Schwanewilms has a wonderful voice, and she’s great at the lyrical songs, like the famous “Mondnacht,” where all you have to do is soar. In her take on “Die Lorelei,” the scary line falls totally flat. If that line does not give the audience a fright you are doing something wrong, and I wonder if she is a prisoner of her voice, so protective of its beauty that she is afraid to take chances.
Her straightforward and lovely style is better for the more withdrawn songs of Hugo Wolf, here represented by eight of the exquisite “Morike Lieder.” Her diction and timing are of the utmost delicacy and she is not afraid of silence.

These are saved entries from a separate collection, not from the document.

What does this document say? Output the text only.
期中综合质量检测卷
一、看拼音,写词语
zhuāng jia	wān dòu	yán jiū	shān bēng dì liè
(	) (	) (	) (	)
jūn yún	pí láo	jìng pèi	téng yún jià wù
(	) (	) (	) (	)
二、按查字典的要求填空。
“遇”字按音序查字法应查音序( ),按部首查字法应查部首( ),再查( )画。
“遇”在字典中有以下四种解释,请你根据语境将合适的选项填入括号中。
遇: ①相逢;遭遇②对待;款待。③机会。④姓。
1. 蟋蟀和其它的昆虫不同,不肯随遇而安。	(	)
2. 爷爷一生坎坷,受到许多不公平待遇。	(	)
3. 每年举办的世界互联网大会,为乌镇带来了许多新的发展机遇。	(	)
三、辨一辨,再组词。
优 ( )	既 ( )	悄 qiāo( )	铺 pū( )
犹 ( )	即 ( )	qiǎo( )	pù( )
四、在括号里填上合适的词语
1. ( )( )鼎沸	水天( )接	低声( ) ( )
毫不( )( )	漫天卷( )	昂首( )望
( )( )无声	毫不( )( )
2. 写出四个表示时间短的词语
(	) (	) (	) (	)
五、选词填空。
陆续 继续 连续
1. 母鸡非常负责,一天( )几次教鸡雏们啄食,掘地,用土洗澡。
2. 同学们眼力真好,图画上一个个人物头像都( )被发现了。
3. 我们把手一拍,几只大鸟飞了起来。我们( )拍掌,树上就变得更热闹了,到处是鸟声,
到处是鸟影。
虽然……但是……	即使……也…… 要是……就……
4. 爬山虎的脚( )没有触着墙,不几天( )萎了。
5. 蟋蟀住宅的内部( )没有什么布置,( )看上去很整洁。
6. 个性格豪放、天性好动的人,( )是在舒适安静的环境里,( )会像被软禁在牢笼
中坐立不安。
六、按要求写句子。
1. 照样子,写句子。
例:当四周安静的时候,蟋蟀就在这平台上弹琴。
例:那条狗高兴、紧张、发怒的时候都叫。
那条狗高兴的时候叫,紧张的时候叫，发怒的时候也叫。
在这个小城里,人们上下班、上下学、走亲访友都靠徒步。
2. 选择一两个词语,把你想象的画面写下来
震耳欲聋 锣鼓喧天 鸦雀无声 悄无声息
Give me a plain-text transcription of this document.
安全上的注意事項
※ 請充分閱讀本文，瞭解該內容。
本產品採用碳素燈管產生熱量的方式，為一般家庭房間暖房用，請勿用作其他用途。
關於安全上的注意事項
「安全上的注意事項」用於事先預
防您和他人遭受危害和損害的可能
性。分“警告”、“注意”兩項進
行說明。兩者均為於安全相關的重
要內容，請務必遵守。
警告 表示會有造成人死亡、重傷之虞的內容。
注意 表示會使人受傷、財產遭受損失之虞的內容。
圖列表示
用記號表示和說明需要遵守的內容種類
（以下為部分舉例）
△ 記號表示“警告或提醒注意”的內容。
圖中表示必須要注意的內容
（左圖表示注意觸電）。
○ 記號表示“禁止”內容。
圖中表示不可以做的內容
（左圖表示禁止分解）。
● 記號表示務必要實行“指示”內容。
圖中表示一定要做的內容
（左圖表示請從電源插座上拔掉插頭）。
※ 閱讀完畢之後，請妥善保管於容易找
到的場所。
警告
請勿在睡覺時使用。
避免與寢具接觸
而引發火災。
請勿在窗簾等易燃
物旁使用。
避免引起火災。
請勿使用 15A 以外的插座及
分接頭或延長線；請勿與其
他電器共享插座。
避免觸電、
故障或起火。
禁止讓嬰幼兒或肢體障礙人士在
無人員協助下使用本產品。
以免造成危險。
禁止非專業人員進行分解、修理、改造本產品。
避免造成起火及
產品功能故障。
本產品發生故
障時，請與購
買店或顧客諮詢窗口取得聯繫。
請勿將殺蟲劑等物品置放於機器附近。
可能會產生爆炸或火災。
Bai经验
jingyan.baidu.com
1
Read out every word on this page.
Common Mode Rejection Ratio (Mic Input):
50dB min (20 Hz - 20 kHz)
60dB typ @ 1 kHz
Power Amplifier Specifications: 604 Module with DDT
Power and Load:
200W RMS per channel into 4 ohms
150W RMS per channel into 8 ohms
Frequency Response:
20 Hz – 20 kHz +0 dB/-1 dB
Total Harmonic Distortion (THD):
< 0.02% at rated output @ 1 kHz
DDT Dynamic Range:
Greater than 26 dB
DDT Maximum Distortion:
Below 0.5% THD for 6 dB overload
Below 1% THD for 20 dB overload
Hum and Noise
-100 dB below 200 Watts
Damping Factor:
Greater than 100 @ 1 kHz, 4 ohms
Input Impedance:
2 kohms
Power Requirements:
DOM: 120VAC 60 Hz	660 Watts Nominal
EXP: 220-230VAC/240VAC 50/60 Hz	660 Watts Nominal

Capriccio is a more high-rent label than Naxos, and the texts and translations are included. ∆∆∆½ for Bauer, ∆∆∆ for Schwanewilms (Mary Kunz Goldman)
Timo Andres, “Home Stretch” performed by pianist Timo Andres and the Metropolis Ensemble conducted by Andrew Cyr (Nonesuch). “Anti-virtuoso” composer-pianist Timo Andres is one of the forward thinkers currently making Brooklyn a hive of avant music-making in America.
“Home Stretch,” written for his friend pianist David Kaplan, has three accelerating sections in tribute to Kaplan’s pleasure in “fast cars” and, says the composer, ends with “a sturm-und-drang cadenza that riles itself up into a perpetual-motion race to the finish.” His “Paraphrase on Themes by Brian Eno” introduces the electronic prodigy to a 19th century classical orchestra. His “recomposition” of Mozart’s “Coronation” Concerto no. 26 in D, he says, approaches “the piece not from a scholarly or editorial perspective but more as a sprawling playground for pianistic invention and virtuosity, taking cues from the composer-pianist tradition Mozart helped to crystallize.”
Some hear comedy in it. Almost everyone hears giddy waywardness. Very enjoyable all the way through. ΩΩΩ½ (J.S.)
Lester Young, Boston 1950 (Uptown). These are radio airchecks made by a very good Lester Young band in 1950 from live broadcasts May to June 1950 in Boston’s Hi-Hat club. Trumpet player Jesse Drakes never set the world on fire – and doesn’t here – but being able to hear the great Young recorded live with pianists Kenny Drew and Horace Silver, both in fine shape, and drummer Connie Kay making antic pre-MJQ bebop noise is a huge pleasure. There’s great playing by Young all through this disc on all manner of ’40s and ’50s favorites – “Slow Boat to China” and “Jeepers Creepers.” It’s an extra added pleasure, on two of its tracks, when a young Silver takes over from Drew and plays the blues.
This is a rough recording, to put it mildly, with several fragments on it. But it’s from a time when Young was still playing very well indeed and influencing saxophonists right and left. ∆∆∆½ (J.S.)